Amorphous aluminum-doped manganese oxide cathode with strengthened performance for aqueous zinc-ion batteries

Aqueous zinc-ion batteries have been regarded as owning substantial potential for applications on account of their notable safety, low cost, environmental-friendly economy and high theoretical capacity. However, the long-term service lifespan and high-capacity retention of aqueous zinc-ion batteries are still obstructed by the ion/electronic conductivity and constructional durability of cathode materials. Heteroatom doping strategy is an effective method for enhancing the conductivity and stability of cathodes. Herein, porous amorphous aluminum-doped manganese oxide (a-AMO) is prepared through hydrothermal and high-temperature annealing means. The porous structure shortens the transmission distance of zinc ions, contributing to reduce the ion diffusion path as well as promote the mass transmission.
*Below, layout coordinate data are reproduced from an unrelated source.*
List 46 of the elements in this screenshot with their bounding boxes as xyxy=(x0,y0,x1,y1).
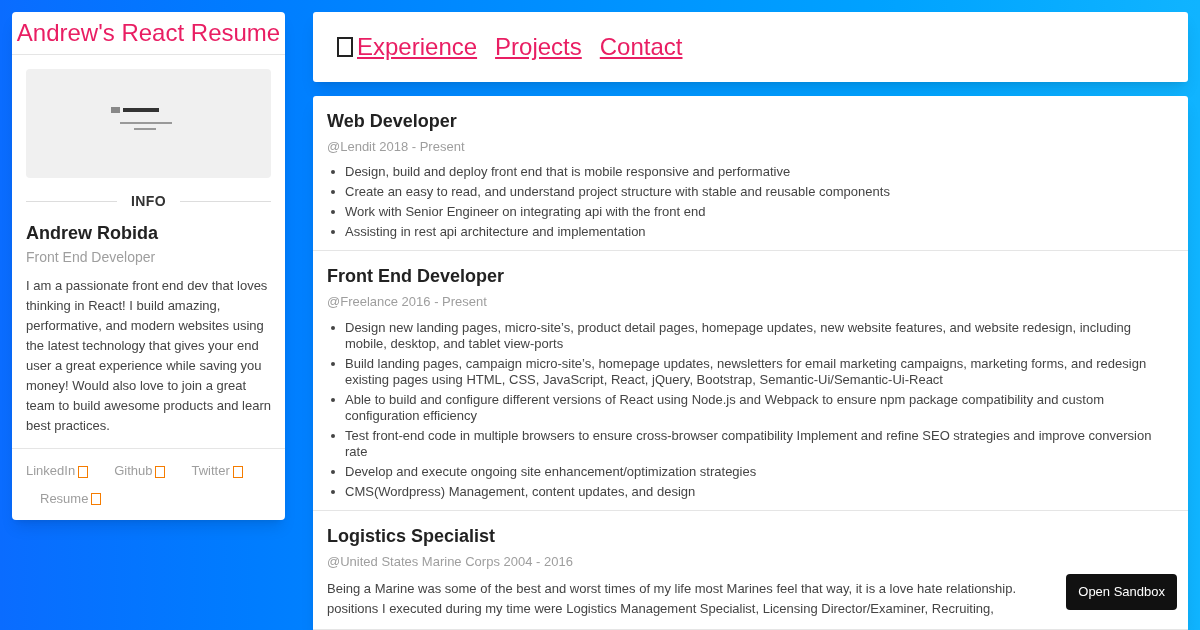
job-meta: @United States Marine Corps 2004 - 2016 xyxy=(327,552,574,571)
site-title: Andrew's React Resume xyxy=(12,12,285,55)
bullet-icon xyxy=(331,210,335,214)
bullet-icon xyxy=(331,433,335,438)
profile-name: Andrew Robida xyxy=(26,222,159,245)
open-sandbox-button[interactable]: Open Sandbox xyxy=(1066,574,1177,610)
job-duty: Test front-end code in multiple browsers to ensure cross-browser compatibility Implement and refine SEO strategies and improve conversion rate xyxy=(345,427,1153,460)
job-title: Front End Developer xyxy=(327,265,506,288)
nav-link[interactable]: Experience xyxy=(357,28,478,65)
profile-role: Front End Developer xyxy=(26,248,157,267)
bullet-icon xyxy=(331,190,335,194)
job-description: Being a Marine was some of the best and worst times of my life most Marines feel that way, it is a love hate relationship. xyxy=(327,580,1017,598)
job-title: Logistics Specialist xyxy=(327,524,497,548)
nav-link[interactable]: Contact xyxy=(599,28,683,65)
job-title: Web Developer xyxy=(327,109,458,133)
social-link[interactable]: Github xyxy=(114,461,166,481)
job-duty: Develop and execute ongoing site enhancement/optimization strategies xyxy=(345,463,757,480)
social-link[interactable]: LinkedIn xyxy=(26,461,89,481)
missing-glyph-icon xyxy=(337,36,353,57)
missing-glyph-icon xyxy=(78,465,89,478)
job-duty: Assisting in rest api architecture and implementation xyxy=(345,224,646,240)
missing-glyph-icon xyxy=(91,493,102,506)
job-duty: CMS(Wordpress) Management, content updates, and design xyxy=(345,483,696,500)
job-description: positions I executed during my time were Logistics Management Specialist, Licensing Director/Examiner, Recruiting, xyxy=(327,600,994,618)
bullet-icon xyxy=(331,489,335,494)
job-meta: @Lendit 2018 - Present xyxy=(327,137,466,156)
bullet-icon xyxy=(331,397,335,402)
nav-link[interactable]: Projects xyxy=(495,28,582,65)
job-duty: Design, build and deploy front end that is mobile responsive and performative xyxy=(345,164,791,180)
social-link[interactable]: Twitter xyxy=(191,461,243,481)
section-label: INFO xyxy=(131,192,166,211)
job-duty: Work with Senior Engineer on integrating api with the front end xyxy=(345,204,706,220)
missing-glyph-icon xyxy=(155,465,166,478)
job-duty: Design new landing pages, micro-site’s, product detail pages, homepage updates, new website features, and website redesign, including mobile, desktop, and tablet view-ports xyxy=(345,319,1133,352)
bullet-icon xyxy=(331,325,335,330)
missing-glyph-icon xyxy=(232,465,243,478)
job-duty: Create an easy to read, and understand project structure with stable and reusable components xyxy=(345,184,890,200)
job-duty: Build landing pages, campaign micro-site’s, homepage updates, newsletters for email marketing campaigns, marketing forms, and redesign existing pages using HTML, CSS, JavaScript, React, jQuery, Bootstrap, Semantic-Ui/Semantic-Ui-React xyxy=(345,355,1148,388)
social-link[interactable]: Resume xyxy=(40,488,102,508)
job-duty: Able to build and configure different versions of React using Node.js and Webpack to ensure npm package compatibility and custom configuration efficiency xyxy=(345,391,1105,424)
bullet-icon xyxy=(331,230,335,234)
bullet-icon xyxy=(331,361,335,366)
job-meta: @Freelance 2016 - Present xyxy=(327,293,488,311)
profile-bio: I am a passionate front end dev that loves thinking in React! I build amazing, performative, and modern websites using the latest technology that gives your end user a great experience while saving you money! Would also love to join a great team to build awesome products and learn best practices. xyxy=(26,277,271,435)
bullet-icon xyxy=(331,170,335,174)
bullet-icon xyxy=(331,469,335,474)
The incorporation of aluminum ions is a key step for maintaining the structural integrity and reducing manganese leaching reaction of manganese oxide cathodes. The obtained a-AMO cathode exhibits superior long-term cycling stability in contrast to the control sample without aluminum ions doping. Specifically, the capacity of a-AMO cathode can stable at 104.2 mAh g⁻¹ after 1000 cycles at 1.0 A g⁻¹. This method offers new possibilities to produce perdurable cathodes for long service life zinc-ion batteries.